Sure, the cases provide some guidance. In some states, mere continued employment will provide sufficient consideration. In other states, something more is required, such as a raise or a bonus. But courts differ in their treatment of how much consideration is enough. Applying Minnesota law, the United States District Court for the Eastern District of Wisconsin recently found sufficient a promise to supplement any loss of income attributable to a non-compete agreement. Given its similarity to so-called “Garden Leave” provisions, this case is worthy of mention.
In Timothy Thiesing v. Dentsply, 2010 U.S. Dist. LEXIS 102372, the former employee (Timothy Thiesing) challenged Dentsply’s non-compete agreement arguing that it was not supported by consideration. About three years after Thiesing started working, Dentsply presented him and all of its other sales representatives with an agreement during an annual meeting in Dallas. The employees were told to sign the agreement or they would be fired. Understandably, Thiesing signed the agreement. Later, he argued that it was not supported by consideration.
In its search for consideration, the court examined two provisions of the agreement. First, it reviewed a Garden Leave clause in which Dentsply promised to pay Thiesing his base salary for the two-year duration of his non-compete so long as he could document conscientious efforts to find other work. The court concluded this provision did not constitute consideration in support of the non-compete clause because Dentsply was not unconditionally bound to pay Thiesing.
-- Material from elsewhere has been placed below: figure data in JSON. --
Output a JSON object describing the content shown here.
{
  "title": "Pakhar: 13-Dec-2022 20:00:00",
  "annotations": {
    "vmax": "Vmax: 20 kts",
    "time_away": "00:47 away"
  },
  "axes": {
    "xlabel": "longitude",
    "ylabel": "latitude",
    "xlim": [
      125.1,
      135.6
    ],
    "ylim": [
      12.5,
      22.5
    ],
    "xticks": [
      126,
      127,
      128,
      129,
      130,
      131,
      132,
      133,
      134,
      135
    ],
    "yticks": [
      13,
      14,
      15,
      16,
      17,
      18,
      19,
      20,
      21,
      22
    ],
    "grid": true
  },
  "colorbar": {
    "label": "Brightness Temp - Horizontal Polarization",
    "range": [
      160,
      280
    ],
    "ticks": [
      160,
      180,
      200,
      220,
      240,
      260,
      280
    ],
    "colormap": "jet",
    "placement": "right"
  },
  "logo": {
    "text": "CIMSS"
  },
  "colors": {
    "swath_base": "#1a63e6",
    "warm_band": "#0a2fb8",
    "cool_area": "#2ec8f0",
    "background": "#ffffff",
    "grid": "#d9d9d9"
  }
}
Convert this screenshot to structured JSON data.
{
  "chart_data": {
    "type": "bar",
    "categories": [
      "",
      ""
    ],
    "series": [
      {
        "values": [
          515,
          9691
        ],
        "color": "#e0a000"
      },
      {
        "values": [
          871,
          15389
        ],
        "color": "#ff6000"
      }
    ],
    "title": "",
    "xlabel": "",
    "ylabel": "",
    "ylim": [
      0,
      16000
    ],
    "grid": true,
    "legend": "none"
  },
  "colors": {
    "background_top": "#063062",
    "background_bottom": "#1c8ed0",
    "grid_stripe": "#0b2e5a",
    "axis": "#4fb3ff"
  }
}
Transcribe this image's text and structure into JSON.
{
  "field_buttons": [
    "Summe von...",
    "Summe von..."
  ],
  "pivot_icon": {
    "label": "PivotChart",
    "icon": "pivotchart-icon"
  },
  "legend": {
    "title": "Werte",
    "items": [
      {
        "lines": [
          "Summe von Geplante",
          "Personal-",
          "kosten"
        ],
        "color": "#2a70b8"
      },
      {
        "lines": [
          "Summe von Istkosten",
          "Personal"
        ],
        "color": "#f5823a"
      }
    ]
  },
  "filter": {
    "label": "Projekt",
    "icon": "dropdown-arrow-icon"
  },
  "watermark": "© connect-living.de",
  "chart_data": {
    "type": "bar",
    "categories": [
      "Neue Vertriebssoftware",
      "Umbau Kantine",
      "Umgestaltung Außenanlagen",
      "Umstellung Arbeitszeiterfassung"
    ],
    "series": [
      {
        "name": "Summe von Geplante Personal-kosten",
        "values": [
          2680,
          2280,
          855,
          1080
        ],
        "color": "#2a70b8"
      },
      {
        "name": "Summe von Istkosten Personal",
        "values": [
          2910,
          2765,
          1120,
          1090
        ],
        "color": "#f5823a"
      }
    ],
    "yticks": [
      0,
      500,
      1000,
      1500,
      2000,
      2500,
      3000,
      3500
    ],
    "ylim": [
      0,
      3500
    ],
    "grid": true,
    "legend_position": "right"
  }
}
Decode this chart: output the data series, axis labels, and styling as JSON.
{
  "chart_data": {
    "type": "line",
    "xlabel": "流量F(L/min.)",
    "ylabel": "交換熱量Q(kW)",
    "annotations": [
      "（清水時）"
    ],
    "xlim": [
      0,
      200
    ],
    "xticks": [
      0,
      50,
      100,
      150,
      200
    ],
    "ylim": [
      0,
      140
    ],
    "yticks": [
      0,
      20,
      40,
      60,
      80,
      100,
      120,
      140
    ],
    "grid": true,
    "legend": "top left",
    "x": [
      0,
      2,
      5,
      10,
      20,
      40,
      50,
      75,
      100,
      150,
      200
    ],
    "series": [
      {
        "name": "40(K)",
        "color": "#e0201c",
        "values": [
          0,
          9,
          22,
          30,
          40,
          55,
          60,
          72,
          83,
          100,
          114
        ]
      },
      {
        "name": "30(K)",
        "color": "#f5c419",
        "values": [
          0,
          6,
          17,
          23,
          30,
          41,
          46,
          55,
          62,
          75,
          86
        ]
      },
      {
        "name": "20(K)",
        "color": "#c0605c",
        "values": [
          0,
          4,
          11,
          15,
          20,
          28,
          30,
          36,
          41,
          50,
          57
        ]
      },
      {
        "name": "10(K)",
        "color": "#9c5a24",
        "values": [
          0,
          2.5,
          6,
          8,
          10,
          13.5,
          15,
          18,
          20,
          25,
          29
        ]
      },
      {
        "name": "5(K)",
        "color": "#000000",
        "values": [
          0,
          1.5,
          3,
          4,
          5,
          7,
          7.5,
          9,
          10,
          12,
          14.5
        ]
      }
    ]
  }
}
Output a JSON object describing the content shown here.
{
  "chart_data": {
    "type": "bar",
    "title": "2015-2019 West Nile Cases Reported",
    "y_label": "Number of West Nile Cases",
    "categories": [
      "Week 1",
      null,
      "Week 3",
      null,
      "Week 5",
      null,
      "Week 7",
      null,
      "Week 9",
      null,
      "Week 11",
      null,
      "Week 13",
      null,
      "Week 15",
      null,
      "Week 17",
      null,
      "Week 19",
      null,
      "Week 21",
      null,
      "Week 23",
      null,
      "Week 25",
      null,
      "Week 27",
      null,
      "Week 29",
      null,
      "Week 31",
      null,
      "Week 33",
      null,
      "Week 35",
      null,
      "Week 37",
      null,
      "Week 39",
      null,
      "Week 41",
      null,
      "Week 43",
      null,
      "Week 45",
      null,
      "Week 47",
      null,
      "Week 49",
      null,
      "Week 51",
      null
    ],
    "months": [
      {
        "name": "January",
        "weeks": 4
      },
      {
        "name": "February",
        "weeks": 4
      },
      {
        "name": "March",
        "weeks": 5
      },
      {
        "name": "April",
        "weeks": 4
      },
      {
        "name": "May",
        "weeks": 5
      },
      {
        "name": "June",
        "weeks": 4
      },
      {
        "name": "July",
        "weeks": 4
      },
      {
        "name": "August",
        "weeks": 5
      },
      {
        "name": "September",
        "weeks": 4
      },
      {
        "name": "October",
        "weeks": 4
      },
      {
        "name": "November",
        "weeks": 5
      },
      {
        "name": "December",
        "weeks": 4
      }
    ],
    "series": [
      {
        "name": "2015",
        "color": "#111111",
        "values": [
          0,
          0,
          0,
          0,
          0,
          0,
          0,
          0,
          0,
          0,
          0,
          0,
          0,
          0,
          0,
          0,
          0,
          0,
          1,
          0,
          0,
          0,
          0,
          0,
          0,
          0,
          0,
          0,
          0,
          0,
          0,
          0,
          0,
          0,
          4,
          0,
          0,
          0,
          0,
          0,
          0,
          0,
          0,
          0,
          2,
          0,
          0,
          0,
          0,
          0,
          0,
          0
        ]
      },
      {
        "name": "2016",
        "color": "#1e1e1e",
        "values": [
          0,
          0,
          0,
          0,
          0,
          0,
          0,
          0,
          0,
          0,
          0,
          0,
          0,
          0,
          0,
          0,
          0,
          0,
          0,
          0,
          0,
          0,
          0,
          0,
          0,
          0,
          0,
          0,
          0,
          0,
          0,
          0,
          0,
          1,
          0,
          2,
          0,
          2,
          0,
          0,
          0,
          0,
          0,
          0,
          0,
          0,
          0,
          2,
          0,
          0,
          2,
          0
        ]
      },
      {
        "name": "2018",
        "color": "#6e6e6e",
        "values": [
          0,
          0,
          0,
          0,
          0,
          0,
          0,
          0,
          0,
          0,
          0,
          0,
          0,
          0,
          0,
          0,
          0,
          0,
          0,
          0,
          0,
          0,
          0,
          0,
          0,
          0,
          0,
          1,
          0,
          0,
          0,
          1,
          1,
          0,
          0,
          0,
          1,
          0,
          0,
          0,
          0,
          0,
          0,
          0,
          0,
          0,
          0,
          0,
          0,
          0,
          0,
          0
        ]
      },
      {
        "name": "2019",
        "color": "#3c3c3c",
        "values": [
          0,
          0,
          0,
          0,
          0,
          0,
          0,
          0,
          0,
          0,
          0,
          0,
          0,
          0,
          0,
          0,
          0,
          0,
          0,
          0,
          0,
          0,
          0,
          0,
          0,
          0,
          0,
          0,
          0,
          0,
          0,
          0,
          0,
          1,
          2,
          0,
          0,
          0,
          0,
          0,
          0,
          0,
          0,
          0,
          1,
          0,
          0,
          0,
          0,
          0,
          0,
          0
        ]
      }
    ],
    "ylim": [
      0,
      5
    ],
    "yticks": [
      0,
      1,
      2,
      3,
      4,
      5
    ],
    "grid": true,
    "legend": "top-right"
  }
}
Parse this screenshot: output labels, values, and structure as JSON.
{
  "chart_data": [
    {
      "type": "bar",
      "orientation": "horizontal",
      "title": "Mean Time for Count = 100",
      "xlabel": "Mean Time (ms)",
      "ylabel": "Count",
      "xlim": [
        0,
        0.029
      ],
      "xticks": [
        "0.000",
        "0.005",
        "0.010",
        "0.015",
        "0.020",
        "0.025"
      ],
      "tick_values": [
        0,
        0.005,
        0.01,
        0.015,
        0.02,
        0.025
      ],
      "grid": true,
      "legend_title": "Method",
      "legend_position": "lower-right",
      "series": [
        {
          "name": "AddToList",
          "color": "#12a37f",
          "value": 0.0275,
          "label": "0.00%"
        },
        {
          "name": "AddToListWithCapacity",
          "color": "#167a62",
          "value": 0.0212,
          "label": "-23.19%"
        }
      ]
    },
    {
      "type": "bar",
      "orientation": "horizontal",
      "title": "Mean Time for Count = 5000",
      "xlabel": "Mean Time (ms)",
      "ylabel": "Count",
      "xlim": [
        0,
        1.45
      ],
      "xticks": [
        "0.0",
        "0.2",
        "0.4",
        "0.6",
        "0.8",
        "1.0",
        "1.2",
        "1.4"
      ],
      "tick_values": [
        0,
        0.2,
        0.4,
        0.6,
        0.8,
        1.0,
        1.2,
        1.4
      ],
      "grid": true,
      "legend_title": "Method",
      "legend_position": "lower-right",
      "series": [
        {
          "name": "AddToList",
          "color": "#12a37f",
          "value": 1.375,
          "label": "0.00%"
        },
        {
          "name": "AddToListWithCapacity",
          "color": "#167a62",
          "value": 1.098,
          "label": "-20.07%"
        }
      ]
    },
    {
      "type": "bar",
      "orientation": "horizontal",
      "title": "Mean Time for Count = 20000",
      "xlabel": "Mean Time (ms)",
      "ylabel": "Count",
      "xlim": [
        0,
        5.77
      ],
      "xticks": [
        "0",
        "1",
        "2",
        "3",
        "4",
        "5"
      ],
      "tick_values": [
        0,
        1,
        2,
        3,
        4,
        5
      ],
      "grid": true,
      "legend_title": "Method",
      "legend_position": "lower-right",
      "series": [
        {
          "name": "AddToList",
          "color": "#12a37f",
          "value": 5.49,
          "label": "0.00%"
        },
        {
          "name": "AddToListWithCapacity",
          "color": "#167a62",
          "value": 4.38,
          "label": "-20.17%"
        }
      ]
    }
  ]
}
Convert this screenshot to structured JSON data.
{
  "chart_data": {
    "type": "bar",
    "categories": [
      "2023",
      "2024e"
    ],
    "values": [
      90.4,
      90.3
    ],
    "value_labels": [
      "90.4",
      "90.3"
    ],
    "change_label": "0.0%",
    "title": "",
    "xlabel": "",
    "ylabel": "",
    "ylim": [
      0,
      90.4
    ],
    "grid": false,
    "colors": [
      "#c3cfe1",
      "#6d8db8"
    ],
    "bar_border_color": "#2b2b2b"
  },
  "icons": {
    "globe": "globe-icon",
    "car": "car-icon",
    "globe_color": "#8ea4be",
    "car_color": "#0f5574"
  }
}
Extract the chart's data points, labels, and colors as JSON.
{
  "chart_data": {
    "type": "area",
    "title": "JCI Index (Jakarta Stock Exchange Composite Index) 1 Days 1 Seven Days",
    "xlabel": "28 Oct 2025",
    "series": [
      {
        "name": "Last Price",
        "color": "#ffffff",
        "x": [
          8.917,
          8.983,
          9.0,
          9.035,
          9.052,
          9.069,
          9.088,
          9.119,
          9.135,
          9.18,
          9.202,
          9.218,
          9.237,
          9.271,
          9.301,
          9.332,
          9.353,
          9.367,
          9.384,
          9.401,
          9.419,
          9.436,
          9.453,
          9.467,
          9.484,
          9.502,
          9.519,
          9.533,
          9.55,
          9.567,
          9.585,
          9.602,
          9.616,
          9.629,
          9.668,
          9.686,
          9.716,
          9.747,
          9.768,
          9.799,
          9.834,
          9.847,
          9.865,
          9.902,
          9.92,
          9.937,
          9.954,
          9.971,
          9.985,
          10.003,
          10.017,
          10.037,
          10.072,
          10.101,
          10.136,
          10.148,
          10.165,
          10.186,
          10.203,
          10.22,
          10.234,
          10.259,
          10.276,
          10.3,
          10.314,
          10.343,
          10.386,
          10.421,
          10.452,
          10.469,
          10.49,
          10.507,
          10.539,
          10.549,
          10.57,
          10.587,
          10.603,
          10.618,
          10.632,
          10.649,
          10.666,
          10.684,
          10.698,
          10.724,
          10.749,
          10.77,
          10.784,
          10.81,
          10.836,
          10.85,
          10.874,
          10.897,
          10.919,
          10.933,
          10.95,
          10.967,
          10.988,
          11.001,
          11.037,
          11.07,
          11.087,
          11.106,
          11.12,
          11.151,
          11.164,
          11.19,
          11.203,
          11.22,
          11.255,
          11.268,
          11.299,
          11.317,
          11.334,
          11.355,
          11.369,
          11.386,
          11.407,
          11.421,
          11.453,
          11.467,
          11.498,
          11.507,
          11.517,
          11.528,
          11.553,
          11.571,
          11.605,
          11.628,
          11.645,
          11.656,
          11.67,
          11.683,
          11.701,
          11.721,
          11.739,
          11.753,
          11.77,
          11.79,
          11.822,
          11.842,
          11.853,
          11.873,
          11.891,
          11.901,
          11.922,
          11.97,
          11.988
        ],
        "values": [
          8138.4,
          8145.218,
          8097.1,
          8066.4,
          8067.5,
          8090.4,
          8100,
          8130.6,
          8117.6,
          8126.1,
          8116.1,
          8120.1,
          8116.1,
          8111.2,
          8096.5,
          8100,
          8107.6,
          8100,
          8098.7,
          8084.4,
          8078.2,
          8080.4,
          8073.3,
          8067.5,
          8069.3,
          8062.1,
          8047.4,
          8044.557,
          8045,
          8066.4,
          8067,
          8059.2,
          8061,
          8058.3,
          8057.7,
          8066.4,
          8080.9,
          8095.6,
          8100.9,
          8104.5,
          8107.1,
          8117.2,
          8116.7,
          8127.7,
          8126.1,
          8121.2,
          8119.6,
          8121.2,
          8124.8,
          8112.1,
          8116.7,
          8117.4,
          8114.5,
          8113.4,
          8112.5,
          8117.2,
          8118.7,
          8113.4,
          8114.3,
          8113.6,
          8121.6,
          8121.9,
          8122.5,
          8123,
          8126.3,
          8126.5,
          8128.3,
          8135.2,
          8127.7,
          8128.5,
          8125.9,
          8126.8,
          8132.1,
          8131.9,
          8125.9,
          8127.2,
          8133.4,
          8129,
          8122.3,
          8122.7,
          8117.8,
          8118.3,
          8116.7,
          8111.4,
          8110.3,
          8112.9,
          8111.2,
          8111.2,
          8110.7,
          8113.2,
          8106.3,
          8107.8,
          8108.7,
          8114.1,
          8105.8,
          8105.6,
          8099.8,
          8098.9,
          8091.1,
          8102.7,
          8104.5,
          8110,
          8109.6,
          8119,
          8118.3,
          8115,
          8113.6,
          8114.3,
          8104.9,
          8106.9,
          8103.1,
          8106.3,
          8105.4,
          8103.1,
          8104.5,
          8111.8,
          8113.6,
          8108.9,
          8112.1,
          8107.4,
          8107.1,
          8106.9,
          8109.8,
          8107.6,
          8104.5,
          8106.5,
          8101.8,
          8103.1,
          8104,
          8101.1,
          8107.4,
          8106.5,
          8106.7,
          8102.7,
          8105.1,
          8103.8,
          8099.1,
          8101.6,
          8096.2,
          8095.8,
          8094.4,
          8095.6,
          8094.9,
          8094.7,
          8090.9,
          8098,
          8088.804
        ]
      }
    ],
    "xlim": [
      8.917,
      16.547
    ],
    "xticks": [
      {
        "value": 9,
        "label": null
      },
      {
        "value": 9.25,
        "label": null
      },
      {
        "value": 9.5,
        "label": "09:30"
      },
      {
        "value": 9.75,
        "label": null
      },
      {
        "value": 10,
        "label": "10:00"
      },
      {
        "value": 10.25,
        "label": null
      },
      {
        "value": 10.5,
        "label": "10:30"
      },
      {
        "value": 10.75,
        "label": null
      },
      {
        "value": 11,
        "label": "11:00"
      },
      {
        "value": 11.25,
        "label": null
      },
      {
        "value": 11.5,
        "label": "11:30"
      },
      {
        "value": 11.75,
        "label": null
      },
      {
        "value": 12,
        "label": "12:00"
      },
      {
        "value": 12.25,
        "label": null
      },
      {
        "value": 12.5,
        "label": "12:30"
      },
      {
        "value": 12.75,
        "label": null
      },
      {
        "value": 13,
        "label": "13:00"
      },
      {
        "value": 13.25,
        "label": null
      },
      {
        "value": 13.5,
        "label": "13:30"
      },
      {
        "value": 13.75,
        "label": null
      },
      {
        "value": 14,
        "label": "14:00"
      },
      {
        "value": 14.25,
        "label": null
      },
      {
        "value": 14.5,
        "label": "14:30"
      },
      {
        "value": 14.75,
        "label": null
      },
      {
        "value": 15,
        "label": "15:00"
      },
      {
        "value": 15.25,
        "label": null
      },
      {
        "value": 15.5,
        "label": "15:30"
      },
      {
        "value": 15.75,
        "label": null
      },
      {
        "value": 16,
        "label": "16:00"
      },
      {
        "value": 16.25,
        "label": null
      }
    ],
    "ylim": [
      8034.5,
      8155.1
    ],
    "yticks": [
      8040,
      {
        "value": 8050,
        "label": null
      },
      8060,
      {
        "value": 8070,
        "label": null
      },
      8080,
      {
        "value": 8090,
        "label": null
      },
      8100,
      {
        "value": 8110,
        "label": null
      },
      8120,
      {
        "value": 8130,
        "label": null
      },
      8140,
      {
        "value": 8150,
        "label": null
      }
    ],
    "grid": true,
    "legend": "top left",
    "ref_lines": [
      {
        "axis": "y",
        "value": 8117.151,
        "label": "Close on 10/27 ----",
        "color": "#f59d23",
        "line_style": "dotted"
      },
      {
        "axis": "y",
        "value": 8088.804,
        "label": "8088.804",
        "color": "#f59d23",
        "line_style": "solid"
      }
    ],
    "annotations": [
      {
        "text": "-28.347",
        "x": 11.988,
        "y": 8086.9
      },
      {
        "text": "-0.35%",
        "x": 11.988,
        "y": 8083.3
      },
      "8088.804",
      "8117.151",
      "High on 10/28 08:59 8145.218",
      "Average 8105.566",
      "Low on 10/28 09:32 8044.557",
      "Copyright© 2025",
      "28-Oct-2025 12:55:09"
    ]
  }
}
Rather, Dentsply retained the option to not pay Thiesing if he failed to conscientiously seek other employment, and Thiesing would nonetheless remain bound by the non-compete.
Next, the court considered a separate provision of the agreement in which Dentsply agreed to pay Thiesing the difference between his salary at a new job and his salary last received at Dentsply if the non-compete clause prevented him from securing a job of equal or greater pay. Unlike the Garden Leave provision, Dentsply’s obligation in this regard was unconditional. Accordingly, the court found that it qualified as consideration warranting the enforcement of the agreement. Acknowledging that it had previously found the Garden Leave provision to be insufficient consideration, the court noted that “a promise is not rendered unenforceable by the fact that part of the consideration for it is invalid.... In other words, one valid consideration is enough.”